Il registro elettronico

Il mezzo di comunicazione più utilizzato dalle istituzioni scolastiche nei confronti delle famiglie è il registro elettronico. Questo non dovrebbe essere visto né come unico strumento informativo né tantomeno come obbligatorio. Bisogna, però, prendere atto del fatto che sia la scuola e con essa gli insegnanti, sia le famiglie sono ormai abituati a interfacciarsi con il registro elettronico. Sarà necessario, allora, costruire all’interno di questo strumento una sezione che accolga la documentazione del processo di valutazione degli apprendimenti delle bambine e dei bambini. Uno spazio in cui poter inserire le prove di verifiche, le osservazioni dell’insegnante e degli alunni rispetto al processo di apprendimento specifico, le rubriche valutative… Queste ultime dovrebbero esplicitare i risultati attesi condivisi precedentemente sia dagli insegnanti che dagli alunni; gli indicatori, cioè i comportamenti osservati per confermare se un determinato obiettivo è stato raggiunto o meno (si possono anche inserire solo gli indicatori che il bambino è stato in grado di raggiungere sino a quel momento e accanto a questi descrivere il percorso da attivare per raggiungere gli obiettivi successivi); i livelli che possono essere arricchiti da un giudizio descrittivo. La valutazione in itinere fa parte ed è una tappa fondamentale e imprescindibile del processo di insegnamento/apprendimento, ma la sua funzione principale è quella di accompagnare gli alunni e gli insegnanti nel loro percorso formativo fornendo informazioni dettagliate sul modo di apprendere delle bambine e dei bambini, così da poter suggerire tempestivamente quali interventi effettuare per rimodulare la propria progettazione didattica.

Silvana Testa

Obiettivo raggiunto in parte. Continua la campagna ‘VOTI A PERDERE’

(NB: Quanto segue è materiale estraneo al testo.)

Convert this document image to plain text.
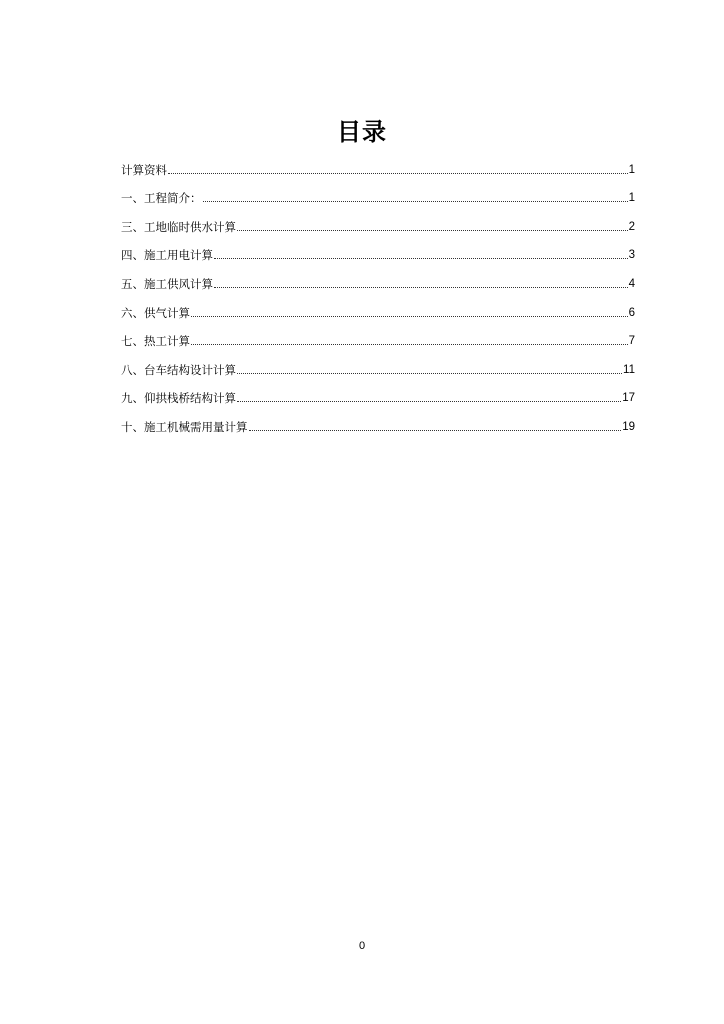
目录
计算资料	1
一、工程简介：	1
三、工地临时供水计算	2
四、施工用电计算	3
五、施工供风计算	4
六、供气计算	6
七、热工计算	7
八、台车结构设计计算	11
九、仰拱栈桥结构计算	17
十、施工机械需用量计算	19
0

L’abolizione dei voti alla primaria non può che essere considerata un successo per chi come il MCE ha da sempre contestato la funzione selettiva e discriminatoria del voto e promosso la funzione di valorizzazione e promozionale della scuola dell’obbligo. Non si può però non rilevare la sconnessione determinata da due sistemi di valutazione che convivono negli stessi istituti ormai per gran parte comprensivi. Quando sarebbe indispensabile invece una visione unitaria in verticale dell’intero percorso dell’obbligo 6-16. Una tale difformità pedagogica non può che sollecitare, neanche tanto velatamente, forme di respingimento e produrre insuccesso e in prospettiva dispersione alla secondaria. Noi insistiamo convinti che solo un sistema unitario coerente e organico come lo aveva delineato Bruno Ciari può offrire a tutti e tutte un percorso di promozione sociale e culturale, un rinforzo dell’autostima e dell’immagine di sé, incentivare una responsabilizzazione e un impegno personale e civile. Chiediamo troppo? Noi pensiamo che solo lo sforzo, la fatica collegiale di individuare elementi coesi, analisi dei percorsi, progettazione di buone pratiche, riscontri ai destinatari, di ipotizzare e procedere verificando in modo non tassonomico, di definire procedure comuni, e che è compito dei dirigenti scolastici canalizzare, costituiscano la soluzione a cui pervenire in un istituto che si ponga l’obiettivo di essere anzitutto una comunità di pratiche e di intenti. Per questo ribadiamo la nostra speranza in una scuola dove abbia titolo un rinnovato impulso ecologico: ‘voti a perdere’, valutazione formativa, autovalutazione dei ragazzi e dei docenti. E, rivolgendo la nostra preoccupazione al mondo della scuola, dell’Università, della ricerca, chiediamo al governo, al Ministero dell’istruzione, l’abolizione del voto e l’estensione del giudizio descrittivo anche alla scuola secondaria di primo grado.